When patients are admitted to a surgical or neurological floor with a secondary diagnosis of pneumonia or heart failure, the case managers alert Kercher. They also let her know when they are treating a patient who has a history of heart failure or pneumonia, even if that is not a reason for hospitalization.

"We communicate by e-mail and in person. I'm in continuous contact with the case managers so they can alert me as to a patient to follow up on. The system works well. We all communicate with each other to make sure that we identify every patient who falls under the core measures," says Kercher.

She visits every patient with a diagnosis of heart failure or pneumonia and makes sure they are aware of what they need to do after discharge to manage their condition.

As Kercher talks with patients, she reminds them of the importance of filling their prescriptions after discharge and notifies the case manager or social worker if the patient might need financial assistance with his or her medication.

"Some of the patients have been living with congestive heart failure a long time. I urge them to contact their doctors if they have a question about their condition so they can avoid rehospitalization," she says.

When another staff member has not completed the smoking cessation initiative, Kercher does it.

Kercher has worked with the hospital's physicians to change the discharge instructions for heart failure patients to include ACE inhibitors and beta-blockers and a space to document contraindications if the medications are not prescribed. "I've worked with the physicians to make sure the medications are prescribed and, if they are not, that there is documentation to support their decision," she says.

Griffith collects data concurrently, reviewing the ICU and telemetry census reports every day.

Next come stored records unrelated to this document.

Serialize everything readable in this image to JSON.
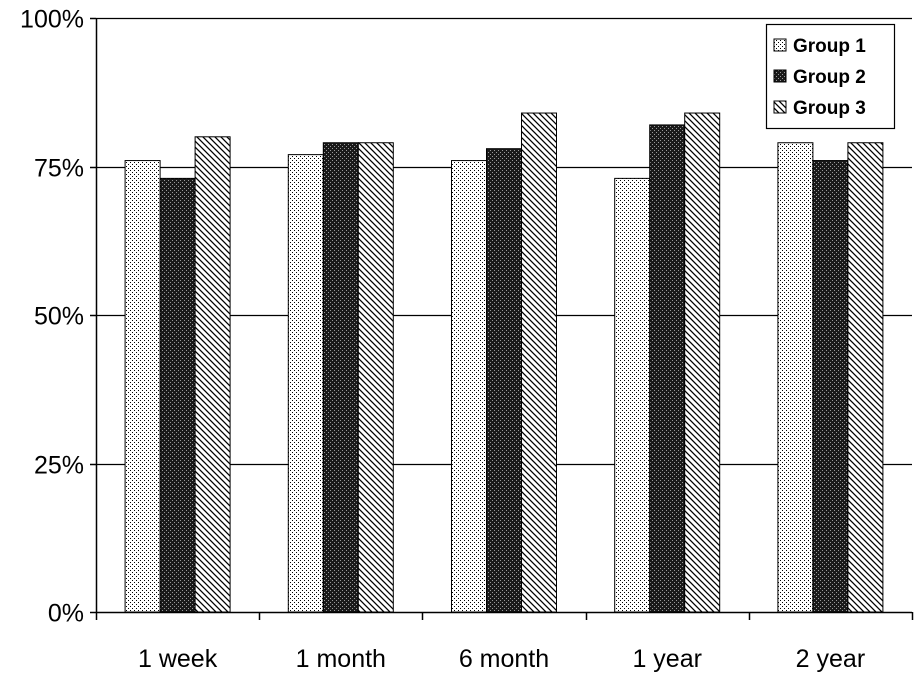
{
  "chart_data": {
    "type": "bar",
    "title": "",
    "xlabel": "",
    "ylabel": "",
    "categories": [
      "1 week",
      "1 month",
      "6 month",
      "1 year",
      "2 year"
    ],
    "series": [
      {
        "name": "Group 1",
        "values": [
          76,
          77,
          76,
          73,
          79
        ],
        "pattern": "dots"
      },
      {
        "name": "Group 2",
        "values": [
          73,
          79,
          78,
          82,
          76
        ],
        "pattern": "dense-crosshatch"
      },
      {
        "name": "Group 3",
        "values": [
          80,
          79,
          84,
          84,
          79
        ],
        "pattern": "diagonal-stripes"
      }
    ],
    "ylim": [
      0,
      100
    ],
    "yticks": [
      0,
      25,
      50,
      75,
      100
    ],
    "ytick_labels": [
      "0%",
      "25%",
      "50%",
      "75%",
      "100%"
    ],
    "grid": "horizontal",
    "legend_position": "top-right",
    "colors": {
      "background": "#ffffff",
      "grid": "#000000",
      "bar_outline": "#000000"
    }
  }
}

"By reviewing the charts, I pick up on patients who don't come through the emergency department, such as elderly people who present with nontraditional symptoms but we find out after admission that they had a heart attack," she says.

The hospital's case managers alert Griffith when a patient with a diagnosis of AMI is admitted to a medical floor.

"Everybody is tuned into the core measures, and they let me know if they have a patient whose care falls under the core measures," she says.

She has worked with the multidisciplinary team to create a discharge instruction form, slated for implementation in late 2006, that includes the AMI core measures and discharge indicators.